Hand tools should be a part of every carpenter’s arsenal.
There was a time—not too long ago, really—when carpenters approached problems differently than they do today, and the solutions they conceived were different, too. Some readers might suspect I’m talking about raked crown on an open pediment, but that’s a rare problem encountered in only a few homes.
A far more startling example is running baseboard down a stair and turning a level corner—installing a return. This is a technique which, looking at the whole scheme of carpentry, one would think every carpenter would know—after all, it’s a common everyday problem, and any carpenter capable of running baseboard should be familiar with the solution. But that’s not the case.
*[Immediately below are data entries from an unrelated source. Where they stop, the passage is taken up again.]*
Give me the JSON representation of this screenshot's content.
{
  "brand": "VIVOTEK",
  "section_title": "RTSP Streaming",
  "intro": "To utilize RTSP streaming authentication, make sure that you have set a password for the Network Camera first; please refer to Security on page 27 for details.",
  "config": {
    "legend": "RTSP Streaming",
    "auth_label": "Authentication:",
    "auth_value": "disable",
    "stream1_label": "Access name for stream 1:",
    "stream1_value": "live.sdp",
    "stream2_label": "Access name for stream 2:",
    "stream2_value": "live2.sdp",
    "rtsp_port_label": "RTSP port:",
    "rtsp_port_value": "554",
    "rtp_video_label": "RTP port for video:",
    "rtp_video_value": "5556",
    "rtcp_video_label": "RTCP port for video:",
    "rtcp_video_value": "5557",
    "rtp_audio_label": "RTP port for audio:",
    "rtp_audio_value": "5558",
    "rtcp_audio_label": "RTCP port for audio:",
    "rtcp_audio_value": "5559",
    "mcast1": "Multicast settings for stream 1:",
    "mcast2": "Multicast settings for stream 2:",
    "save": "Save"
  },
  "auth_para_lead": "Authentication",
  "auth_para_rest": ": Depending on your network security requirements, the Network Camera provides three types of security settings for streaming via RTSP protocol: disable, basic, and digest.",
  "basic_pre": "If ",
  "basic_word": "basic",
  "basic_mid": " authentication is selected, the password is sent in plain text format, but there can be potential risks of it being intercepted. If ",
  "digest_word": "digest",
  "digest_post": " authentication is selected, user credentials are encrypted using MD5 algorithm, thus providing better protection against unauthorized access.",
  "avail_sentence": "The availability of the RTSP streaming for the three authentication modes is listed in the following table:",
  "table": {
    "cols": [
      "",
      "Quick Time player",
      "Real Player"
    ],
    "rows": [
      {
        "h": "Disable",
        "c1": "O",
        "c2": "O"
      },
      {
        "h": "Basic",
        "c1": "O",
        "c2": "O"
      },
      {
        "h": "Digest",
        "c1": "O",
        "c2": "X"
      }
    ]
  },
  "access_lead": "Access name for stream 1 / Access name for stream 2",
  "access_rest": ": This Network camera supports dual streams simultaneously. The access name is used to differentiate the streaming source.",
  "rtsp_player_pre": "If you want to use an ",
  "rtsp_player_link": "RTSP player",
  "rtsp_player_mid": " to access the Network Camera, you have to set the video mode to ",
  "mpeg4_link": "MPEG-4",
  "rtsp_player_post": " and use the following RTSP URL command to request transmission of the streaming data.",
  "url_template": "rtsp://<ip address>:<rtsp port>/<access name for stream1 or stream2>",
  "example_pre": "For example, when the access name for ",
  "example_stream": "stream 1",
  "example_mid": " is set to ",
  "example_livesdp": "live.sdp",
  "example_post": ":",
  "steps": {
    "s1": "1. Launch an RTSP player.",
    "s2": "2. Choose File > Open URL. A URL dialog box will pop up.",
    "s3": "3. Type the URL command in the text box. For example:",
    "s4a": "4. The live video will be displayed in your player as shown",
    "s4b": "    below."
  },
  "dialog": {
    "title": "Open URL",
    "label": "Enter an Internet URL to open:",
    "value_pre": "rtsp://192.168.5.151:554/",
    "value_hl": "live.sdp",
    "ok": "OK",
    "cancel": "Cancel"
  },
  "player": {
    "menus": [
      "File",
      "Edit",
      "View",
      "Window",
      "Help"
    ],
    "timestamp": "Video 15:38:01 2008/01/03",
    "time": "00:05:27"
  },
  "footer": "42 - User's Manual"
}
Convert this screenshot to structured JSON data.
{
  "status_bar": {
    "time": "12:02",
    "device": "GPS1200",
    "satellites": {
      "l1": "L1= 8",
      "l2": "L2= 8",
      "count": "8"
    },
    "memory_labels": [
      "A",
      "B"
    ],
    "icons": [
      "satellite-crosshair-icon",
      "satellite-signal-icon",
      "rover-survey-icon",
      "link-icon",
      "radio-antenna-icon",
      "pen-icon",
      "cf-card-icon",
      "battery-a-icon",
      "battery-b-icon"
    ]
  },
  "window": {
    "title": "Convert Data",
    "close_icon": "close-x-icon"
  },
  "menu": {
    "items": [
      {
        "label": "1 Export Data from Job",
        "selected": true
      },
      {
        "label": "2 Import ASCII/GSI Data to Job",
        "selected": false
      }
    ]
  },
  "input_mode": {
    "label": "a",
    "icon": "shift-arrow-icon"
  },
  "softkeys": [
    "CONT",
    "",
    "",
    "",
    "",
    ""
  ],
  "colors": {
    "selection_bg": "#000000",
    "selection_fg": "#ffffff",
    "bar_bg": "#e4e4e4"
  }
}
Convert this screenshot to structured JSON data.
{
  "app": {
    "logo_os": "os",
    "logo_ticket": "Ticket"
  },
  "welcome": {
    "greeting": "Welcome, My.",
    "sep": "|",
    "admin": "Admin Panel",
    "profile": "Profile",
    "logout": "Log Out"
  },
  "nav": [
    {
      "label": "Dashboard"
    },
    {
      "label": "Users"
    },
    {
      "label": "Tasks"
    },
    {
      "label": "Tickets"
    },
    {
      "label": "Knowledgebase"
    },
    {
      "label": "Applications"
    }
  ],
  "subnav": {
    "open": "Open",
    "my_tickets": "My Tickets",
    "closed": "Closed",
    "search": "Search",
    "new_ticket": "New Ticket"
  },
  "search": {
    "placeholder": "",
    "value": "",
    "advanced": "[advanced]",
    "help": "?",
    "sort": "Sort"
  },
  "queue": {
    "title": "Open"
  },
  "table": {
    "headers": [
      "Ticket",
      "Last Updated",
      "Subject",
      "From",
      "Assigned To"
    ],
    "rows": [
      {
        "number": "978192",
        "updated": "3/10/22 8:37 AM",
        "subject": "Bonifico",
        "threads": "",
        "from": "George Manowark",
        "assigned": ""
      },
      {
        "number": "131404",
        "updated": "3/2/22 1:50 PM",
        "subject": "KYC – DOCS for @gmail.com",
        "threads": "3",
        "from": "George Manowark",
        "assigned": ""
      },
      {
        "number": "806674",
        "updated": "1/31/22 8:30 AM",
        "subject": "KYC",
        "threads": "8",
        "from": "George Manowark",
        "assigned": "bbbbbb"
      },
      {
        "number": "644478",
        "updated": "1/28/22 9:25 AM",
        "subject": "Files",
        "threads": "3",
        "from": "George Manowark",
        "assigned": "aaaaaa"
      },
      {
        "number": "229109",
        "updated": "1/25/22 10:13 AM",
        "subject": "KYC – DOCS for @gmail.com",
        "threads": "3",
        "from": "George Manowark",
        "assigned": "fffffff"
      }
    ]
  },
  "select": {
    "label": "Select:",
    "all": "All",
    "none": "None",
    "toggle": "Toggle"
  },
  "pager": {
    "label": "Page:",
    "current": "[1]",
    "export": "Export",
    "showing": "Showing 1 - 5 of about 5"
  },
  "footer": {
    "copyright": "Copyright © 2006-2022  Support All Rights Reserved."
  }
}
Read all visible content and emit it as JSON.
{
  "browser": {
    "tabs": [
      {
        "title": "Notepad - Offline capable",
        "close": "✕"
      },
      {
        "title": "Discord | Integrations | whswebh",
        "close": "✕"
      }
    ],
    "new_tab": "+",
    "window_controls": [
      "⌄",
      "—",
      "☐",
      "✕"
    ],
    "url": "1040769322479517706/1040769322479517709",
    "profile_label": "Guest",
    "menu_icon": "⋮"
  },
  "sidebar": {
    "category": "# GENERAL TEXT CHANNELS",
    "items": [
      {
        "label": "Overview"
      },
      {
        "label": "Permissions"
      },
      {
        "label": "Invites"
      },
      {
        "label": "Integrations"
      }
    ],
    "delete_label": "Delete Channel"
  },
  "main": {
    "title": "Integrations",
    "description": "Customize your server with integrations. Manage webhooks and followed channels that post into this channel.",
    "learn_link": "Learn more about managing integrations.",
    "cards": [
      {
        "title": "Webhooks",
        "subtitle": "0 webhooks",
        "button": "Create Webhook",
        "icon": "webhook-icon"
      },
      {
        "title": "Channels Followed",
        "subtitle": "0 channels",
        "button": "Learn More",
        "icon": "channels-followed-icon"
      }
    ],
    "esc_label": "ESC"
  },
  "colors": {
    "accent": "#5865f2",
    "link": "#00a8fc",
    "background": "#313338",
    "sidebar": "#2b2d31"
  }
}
I think carpenters are being shortchanged today. They’re losing out on learning solutions to common problems. They’re not learning simple, fundamental techniques. And all those solutions, all those techniques, share one thing in common: hand tools.
Since power tools first became popular on jobsites, our skill sets have slowly eroded. The reason for this makes good sense. When you can cut a perfectly straight miter in a couple of seconds, why would you want to use a miter box and a shooting board? While we were quick to adopt the time-saving machinery, we were also quick to drop the tools which allowed us to make things in the field. That table saw did a nice job of ripping the stock, but how many of us went back and removed the saw marks?
It took only about three generations for nearly all knowledge of the use of hand tools to be lost. The result of this has been that there are times when operations are preformed on power tools when it would actually be faster to do them by hand. And there are solutions to problems which won’t even be entertained, because the thought is that the piece would have to be custom-ordered, which would take too long and cost too much.
If you are inclined to think that the use of hand tools is outdated and no longer relevant, then your options are limited to what was delivered in the mill package. If one is not aware that there are other options, then some great solutions will be neglected.
I’m not saying that power tools, in amongst themselves, are the problem; I own a fair number of power tools and use them daily. Without them I couldn’t make a living. They’re my bread and butter when it comes to repetitive work, to production, to efficiency. But there are tasks—important, critical tasks—that simply cannot be approached without hand tools and hand-tool techniques, at least in a cost effective manner. Running baseboard down a skirt with a 90 degree turn at the bottom (or the top!), is a perfect example of why hand-tool techniques should be a part of every carpenter’s skill set.
Solutions for skirtboard transitions
Ask any stair-builder and they’ll all say the same thing: Most architects do not know how to layout stairs. Among a litany of loose ends, they rarely provide room enough for proper skirtboard-to-baseboard returns. I’m sure it has something to do with saving square footage and squeezing as much as possible into a home—the same way all return walls are framed with two studs, which really limits the size of the casing that can be used. But I digress….
There are several methods for transitioning a raked skirtboard to horizontal baseboard. One thing is certain: if you can control the skirtboard height, you’ll have many more options. But often, by the time the trim carpenters get on a job site, the skiftboard height is already established.
Miter Saw Solutions
If you’re not able to use hand tools, your options will be limited to mitered transitions. Here are two examples:
Example 1: Rake to Horizontal
Example 2: Vertical Transition
Hand Tool Solutions
Most carpenters, when presented with a raked wall running into a level 90 degree turn automatically think it will require a transition to avoid a profiled return, right? Actually, that’s not true. But for many carpenters today this is the only solution available because they’ve been raised on power miter saws. If a power miter saw is the only tool you know how to use, then the solution to every problem is a miter. While I’m not saying this approach is “wrong,” the short vertical transition of base cap is confusing to the eye—the torus molding on a classical plinth never runs vertically (see below).
|Baseboard originates from the plinth or base of classical columns, so the torus molding that forms the primary profile of the base cap is never run vertically.
Carpenters have been cutting compound miters on skirt-to-base joints for centuries. Of course, the simplicity of the joint is deceptive. The 90 degree return is a taller profile and must be shaped to match the raked molding. Here’s what I mean:
It should be remembered that factory-run millwork has been in wide use since at least the 1850s. When you see an aspect of an older home which appears striking to you, remember that, in all likelihood, they started with the same mill package we see today. Those small touches that you may like were the result of a different approach to solving the problem at hand. That approach is a simple set of skills, which could be fairly easily mastered by most carpenters today.
If you’d like to learn how to profile the custom molding for the baseboard return, watch the short video below. This is a technique that every carpenter should know—and these are hand tools that every carpenter should own, for several reasons. Sure, knowing how to match a baseboard profile builds confidence in carpenters, and having multiple solutions is always better than having only one option. But it’s also a matter of economics: carving that custom profile on the return is much faster than cutting all those miters and transitions!